Machine-learning models have demonstrated great success in learning complex patterns that enable them to make predictions about unobserved data. In addition to using models for prediction, the ability to interpret what a model has learned is receiving an increasing amount of attention. However, this increased focus has led to considerable confusion about the notion of interpretability. In particular, it is unclear how the wide array of proposed interpretation methods are related, and what common concepts can be used to evaluate them. We aim to address these concerns by defining interpretability in the context of machine learning and introducing the Predictive, Descriptive, Relevant (PDR) framework for discussing interpretations. The PDR framework provides three overarching desiderata for evaluation: predictive accuracy, descriptive accuracy and relevancy, with relevancy judged relative to a human audience.
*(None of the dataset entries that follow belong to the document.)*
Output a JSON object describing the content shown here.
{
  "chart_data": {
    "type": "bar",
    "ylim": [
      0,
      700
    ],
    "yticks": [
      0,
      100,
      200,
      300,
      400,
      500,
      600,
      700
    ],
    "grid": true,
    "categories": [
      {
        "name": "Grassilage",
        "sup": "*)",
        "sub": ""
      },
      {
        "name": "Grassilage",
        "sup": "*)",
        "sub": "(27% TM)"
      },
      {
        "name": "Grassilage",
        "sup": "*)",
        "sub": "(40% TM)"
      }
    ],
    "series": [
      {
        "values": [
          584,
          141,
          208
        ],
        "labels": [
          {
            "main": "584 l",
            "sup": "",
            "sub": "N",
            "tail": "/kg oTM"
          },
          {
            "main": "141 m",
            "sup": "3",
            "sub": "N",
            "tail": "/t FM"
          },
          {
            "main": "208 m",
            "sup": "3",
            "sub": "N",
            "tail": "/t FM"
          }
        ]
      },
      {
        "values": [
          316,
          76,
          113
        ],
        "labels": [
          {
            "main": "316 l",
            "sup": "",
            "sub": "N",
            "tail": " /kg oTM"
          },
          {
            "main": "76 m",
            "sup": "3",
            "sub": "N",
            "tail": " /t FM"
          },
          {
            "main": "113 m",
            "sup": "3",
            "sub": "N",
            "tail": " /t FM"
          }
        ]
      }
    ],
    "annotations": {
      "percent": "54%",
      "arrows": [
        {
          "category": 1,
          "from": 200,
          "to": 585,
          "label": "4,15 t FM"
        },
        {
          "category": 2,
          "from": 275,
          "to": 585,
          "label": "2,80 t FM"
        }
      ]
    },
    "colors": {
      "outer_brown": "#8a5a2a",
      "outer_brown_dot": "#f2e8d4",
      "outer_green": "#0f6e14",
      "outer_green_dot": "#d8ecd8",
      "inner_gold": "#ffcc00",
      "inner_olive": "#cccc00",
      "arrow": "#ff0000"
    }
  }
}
Moreover, to help manage the deluge of interpretation methods, we introduce a categorization of existing techniques into model-based and post-hoc categories, with sub-groups including sparsity, modularity and simulatability. To demonstrate how practitioners can use the PDR framework to evaluate and understand interpretations, we provide numerous real-world examples. These examples highlight the often under-appreciated role played by human audiences in discussions of interpretability. Finally, based on our framework, we discuss limitations of existing methods and directions for future work. We hope that this work will provide a common vocabulary that will make it easier for both practitioners and researchers to discuss and choose from the full range of interpretation methods.